I love going to the therapist. Where else can you be completely, recklessly honest and not care about offending anyone? I also love trying out new therapists, so that I don't get into a rut of putting anybody's perspective on a pedastal. So thank you, employee assistance program, for providing me with 3 shiny free sessions with a new therapist, whose office is located conveniently right across the street from my apartment!
Growing up in an alcoholic home where the standard rules are to ignore the elephant in the living room and "don't talk, don't trust, don't feel," I learned how to pretend everything was okay when everything was really the farthest thing from okay. Keeping an ever-vigilent eye on the ticking, drunken time bomb and surviving the day was the main priority; I knew so little about myself that up until 2 years ago I couldn't even have told you my favorite color. I'd simply never even considered what I liked or what I wanted. The focus was always on keeping the alcoholic happy so that I could avoid the screaming; I was a stranger to myself. When I got to college and got some distance from the craziness and began to see how messed up it all was, pretending everything was okay became impossible. One Thanksgiving break I sat scowling on the couch and my mother snapped at me, perhaps intuiting that I was on the brink of throwing her precarious dance of denial off kilter.

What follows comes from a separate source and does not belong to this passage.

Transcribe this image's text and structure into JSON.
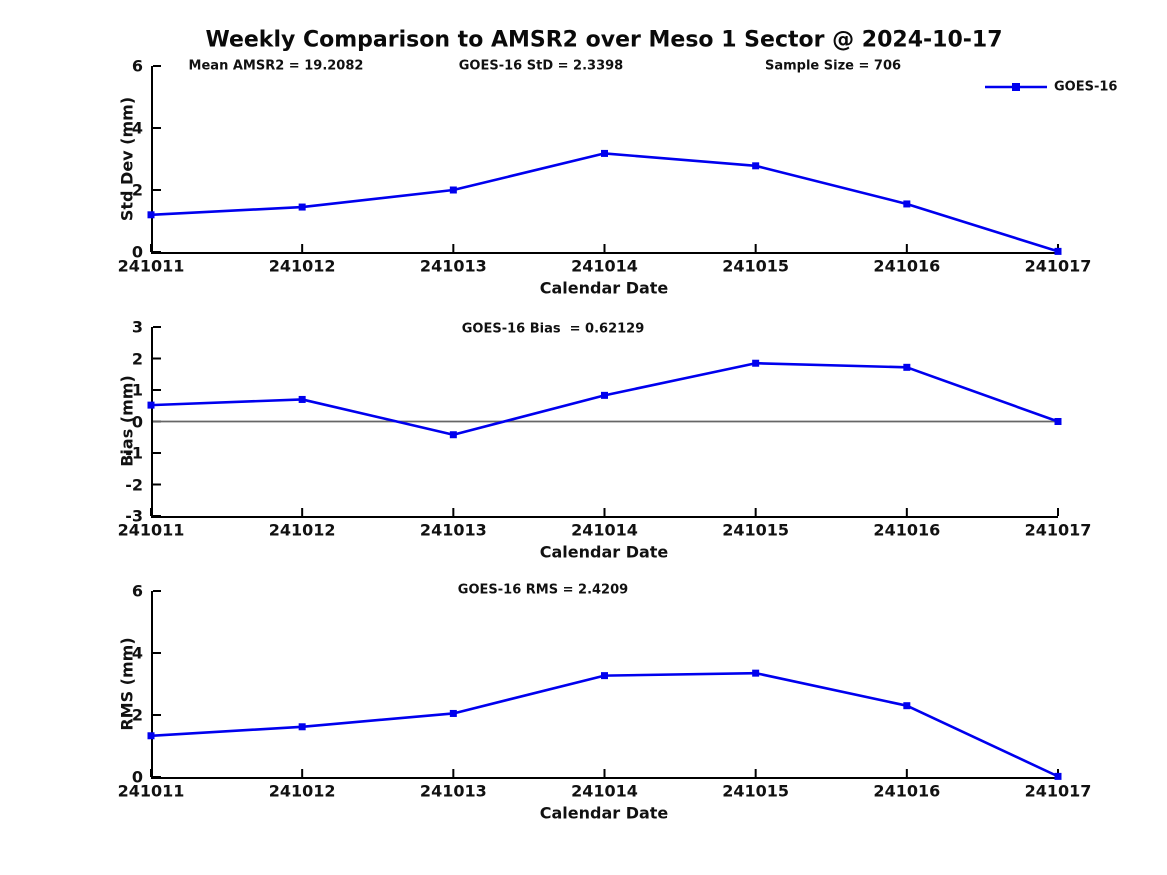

"Slap a smile on your face and be nice to your family" she leered, and this threat became the mantra of my conditioned life.
When I spilled to the new therapist today about how my job is consuming my life and taking away from the time I need to spend on my own recovery, she asked me, "Why don't you just start asking for stuff? Ask for less work. Ask to move deadlines out. Ask to move your desk. And if they don't give it to you? Be disappointed. Look cranky and upset. Stop acting like it's your job to make them happy. Look disappointed the way they'd be disappointed if they didn't get what they want from you" In essence, stop slapping a smile on my face and be as irritated as I feel. What a freeing thought. One that I've been told to do dozens of times already, but was never ready to hear. As always, lessons are repeated until learned. Maybe I'm finally ready to learn it.
I always say I want to have a job where I can be authentic; what happens if I start being authentic in the job that I have now?